Is it changing how people do things?
Maret Thatcher: [00:22:17] I think so. And I think that we should also put this in context of how recent some QA checklist processes are for the industry. Like when did that become industry standard? It wasn't very long ago. And yeah, it's this ability that they didn't think about before ittakes a part of the checklist and it makes that part visual.
I think it's changing the way we think we can do things and it's giving me a lot of work to do because they, once I give somebody a quality assurance tool like this, they say, okay, but also I want... and keeping up with that and managing expectations of what our little team can do, is both promising and tricky and exciting.
But yeah, we just need to build that a bigger team and give the people what they want.
Hugh Seaton: [00:23:12] Yeah, it's funny what you just said. You know, you hear people talk about how construction is so slow to adopt technology, except as soon as you give somebody something they like, they're not slow to do anything.
They're the opposite. They're running faster than you are. And you're like, hang on a minute. Hang on. I've only, I've only got three people into, you know, a developer and a half. It speaks to the fact that it is a tough industry to sell into, but not because people do or don't like technology. I mean, obviously there's this, there's a story about everything, there's always someone who doesn't and so on. But I think the real issue is that there are people are just tough on technology that doesn't deliver value...

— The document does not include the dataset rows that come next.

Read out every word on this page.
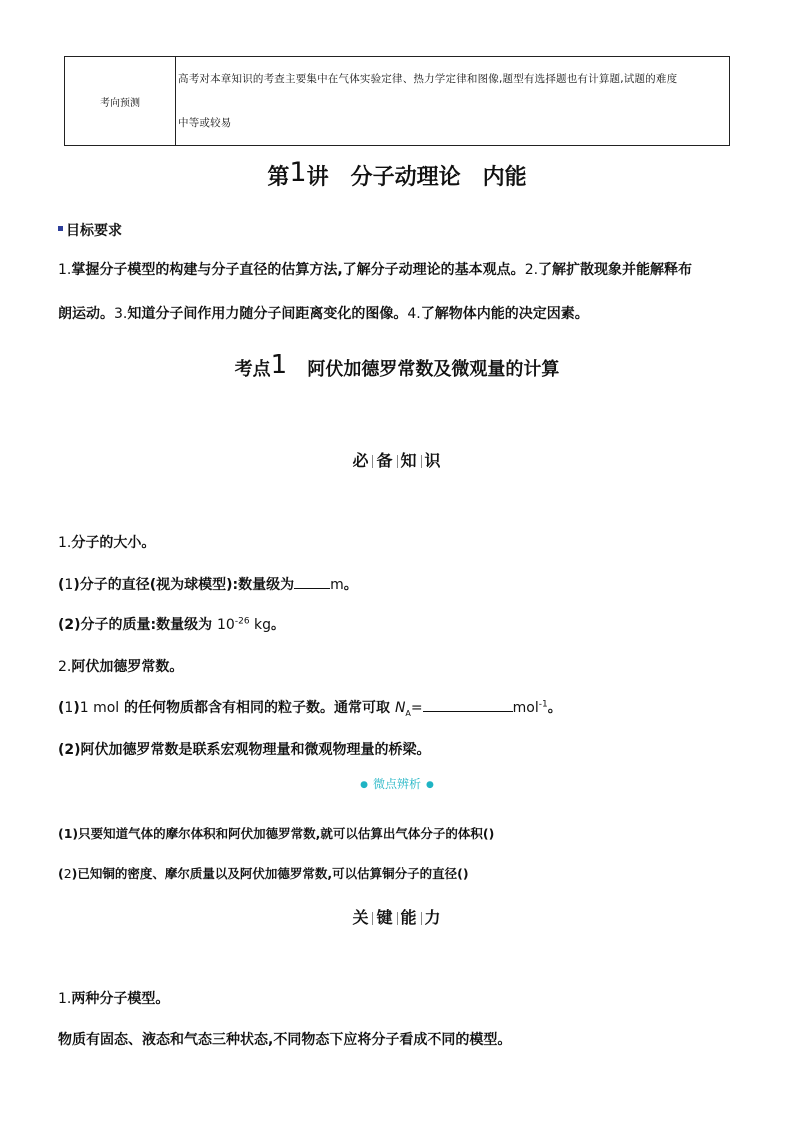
考向预测	
高考对本章知识的考查主要集中在气体实验定律、热力学定律和图像,题型有选择题也有计算题,试题的难度
中等或较易
第1讲　分子动理论　内能
目标要求
1.掌握分子模型的构建与分子直径的估算方法,了解分子动理论的基本观点。2.了解扩散现象并能解释布
朗运动。3.知道分子间作用力随分子间距离变化的图像。4.了解物体内能的决定因素。
考点1 阿伏加德罗常数及微观量的计算
必 备 知 识
1.分子的大小。
(1)分子的直径(视为球模型):数量级为	m。
(2)分子的质量:数量级为 $10^{-26}$ kg。
2.阿伏加德罗常数。
(1)1 mol 的任何物质都含有相同的粒子数。通常可取 $N_A=$	mol$^{-1}$。
(2)阿伏加德罗常数是联系宏观物理量和微观物理量的桥梁。
● 微点辨析 ●
(1)只要知道气体的摩尔体积和阿伏加德罗常数,就可以估算出气体分子的体积()
(2)已知铜的密度、摩尔质量以及阿伏加德罗常数,可以估算铜分子的直径()
关 键 能 力
1.两种分子模型。
物质有固态、液态和气态三种状态,不同物态下应将分子看成不同的模型。
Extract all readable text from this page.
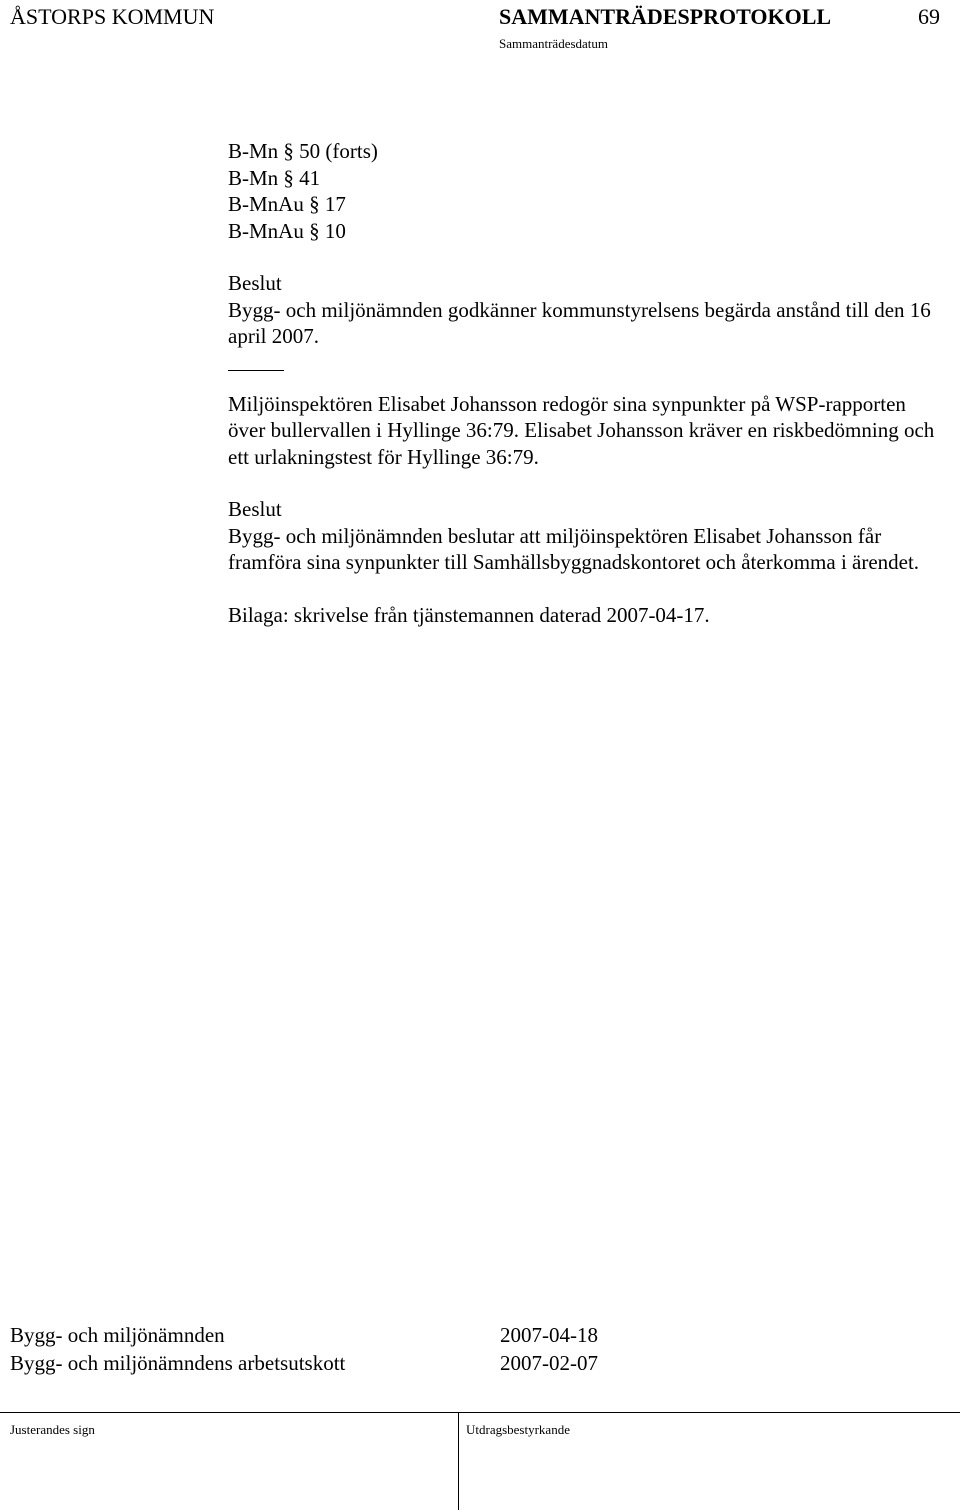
ÅSTORPS KOMMUN	SAMMANTRÄDESPROTOKOLL	69
Sammanträdesdatum

B-Mn § 50 (forts)

B-Mn § 41

B-MnAu § 17

B-MnAu § 10

Beslut

Bygg- och miljönämnden godkänner kommunstyrelsens begärda anstånd till den 16 april 2007.

Miljöinspektören Elisabet Johansson redogör sina synpunkter på WSP-rapporten över bullervallen i Hyllinge 36:79. Elisabet Johansson kräver en riskbedömning och ett urlakningstest för Hyllinge 36:79.

Beslut

Bygg- och miljönämnden beslutar att miljöinspektören Elisabet Johansson får framföra sina synpunkter till Samhällsbyggnadskontoret och återkomma i ärendet.

Bilaga: skrivelse från tjänstemannen daterad 2007-04-17.

Bygg- och miljönämnden	2007-04-18
Bygg- och miljönämndens arbetsutskott	2007-02-07
Justerandes sign	Utdragsbestyrkande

Maret Thatcher: [00:23:47] And they should be, I mean, who has time for that? And that's my special contribution in this business is I am resident grandmother, I don't want to mess.

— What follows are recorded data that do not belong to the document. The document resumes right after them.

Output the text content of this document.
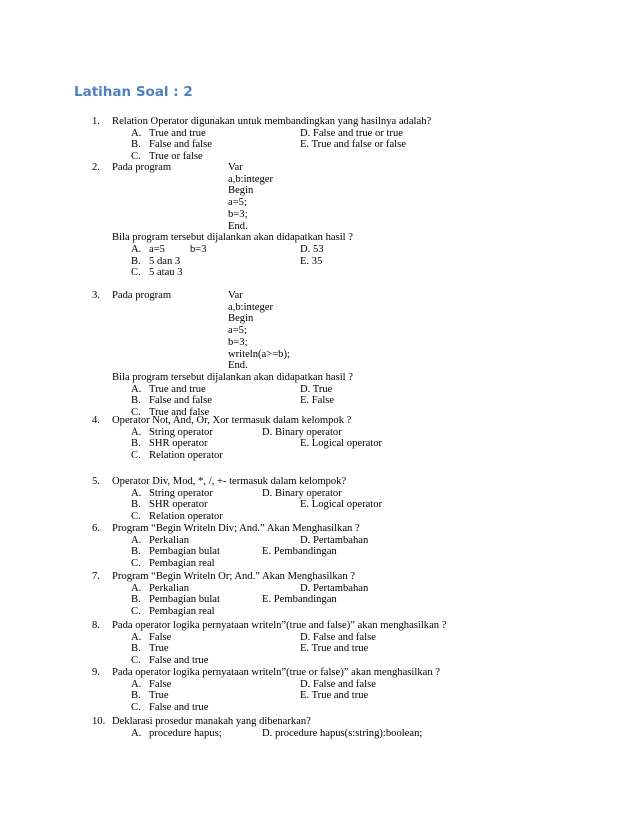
Latihan Soal : 2
1. Relation Operator digunakan untuk membandingkan yang hasilnya adalah?
A. True and true	D. False and true or true
B. False and false	E. True and false or false
C. True or false
2. Pada program	Var
a,b:integer
Begin
a=5;
b=3;
End.
Bila program tersebut dijalankan akan didapatkan hasil ?
A. a=5 b=3	D. 53
B. 5 dan 3	E. 35
C. 5 atau 3
3. Pada program	Var
a,b:integer
Begin
a=5;
b=3;
writeln(a>=b);
End.
Bila program tersebut dijalankan akan didapatkan hasil ?
A. True and true	D. True
B. False and false	E. False
C. True and false
4. Operator Not, And, Or, Xor termasuk dalam kelompok ?
A. String operator	D. Binary operator
B. SHR operator	E. Logical operator
C. Relation operator
5. Operator Div, Mod, *, /, +- termasuk dalam kelompok?
A. String operator	D. Binary operator
B. SHR operator	E. Logical operator
C. Relation operator
6. Program “Begin Writeln Div; And.” Akan Menghasilkan ?
A. Perkalian	D. Pertambahan
B. Pembagian bulat	E. Pembandingan
C. Pembagian real
7. Program “Begin Writeln Or; And.” Akan Menghasilkan ?
A. Perkalian	D. Pertambahan
B. Pembagian bulat	E. Pembandingan
C. Pembagian real
8. Pada operator logika pernyataan writeln”(true and false)” akan menghasilkan ?
A. False	D. False and false
B. True	E. True and true
C. False and true
9. Pada operator logika pernyataan writeln”(true or false)” akan menghasilkan ?
A. False	D. False and false
B. True	E. True and true
C. False and true
10. Deklarasi prosedur manakah yang dibenarkan?
A. procedure hapus;	D. procedure hapus(s:string):boolean;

And if our software is not easy for me than it is not going to be easy for the users on site. So I love to be that quality assurance person within my own company.

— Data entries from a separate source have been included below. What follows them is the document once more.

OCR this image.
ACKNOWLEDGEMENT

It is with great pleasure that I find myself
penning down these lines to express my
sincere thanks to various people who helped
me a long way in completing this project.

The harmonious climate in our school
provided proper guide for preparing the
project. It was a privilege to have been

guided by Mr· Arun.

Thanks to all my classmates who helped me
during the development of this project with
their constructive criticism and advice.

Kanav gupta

Hugh Seaton: [00:24:12] That's an underrated, but critical point is somebody who can like...
Maret Thatcher: [00:24:17] I didn't join this cause I loved AR and I need AR to work.
No, no, I joined this because AR was disappointing me and I needed it to be better. I needed that. I needed to tell it what for.
Hugh Seaton: [00:24:28] But I think that that speaks though, to one of the reasons why AR can be, has so much promise is that people can see it working quickly, as opposed to other kinds of like analytics software- it takes a little while to get rolling. Then, you know, you need to get information in, you need to gather data for a month or two months or longer, whereas AR people can immediately say, okay, I think I could see how this goes.
Maret Thatcher: [00:24:52] Absolutely. The put a headset on somebody, they say, okay, will you save me three hours of measuring and comprehension.
And like, I know when I'm to install now, like,
Hugh Seaton: [00:25:02] That's awesome. And to the point about quality, like you were saying earlier, you can just see it, like you can say, all right, that's lining right up. I get it. Or, you know what, we're off for a bit let's let's adjust or whatever. Yeah. Excellent. So I think this has been a fantastic conversation.
Thank you Maret for joining. Where can people learn more about Argyle, and try it?
Maret Thatcher: [00:25:24] Yeah. Go to argyle.build. We have a link where you can schedule a demo and the ideal use cases, if we can do that on your job site with your BIM. But barring that we can also do a teams call and just show you what we're seeing, which I got to do with you soon here, Hugh.
Hugh Seaton: [00:25:42] Yeah, love it. Love the idea. A hundred percent. I'll make a BIM model of my apartment and you can do it via teams. You laugh. I've actually done that. I've actually just to be able to try stuff out.
Maret Thatcher: [00:25:53] I'm right there with ya nerds unite.
Hugh Seaton: [00:25:56] We all have our geeky moments. Exactly.
Right. Fantastic. Thank you so much for being on the podcast.
Maret Thatcher: [00:26:02] Thank you so much.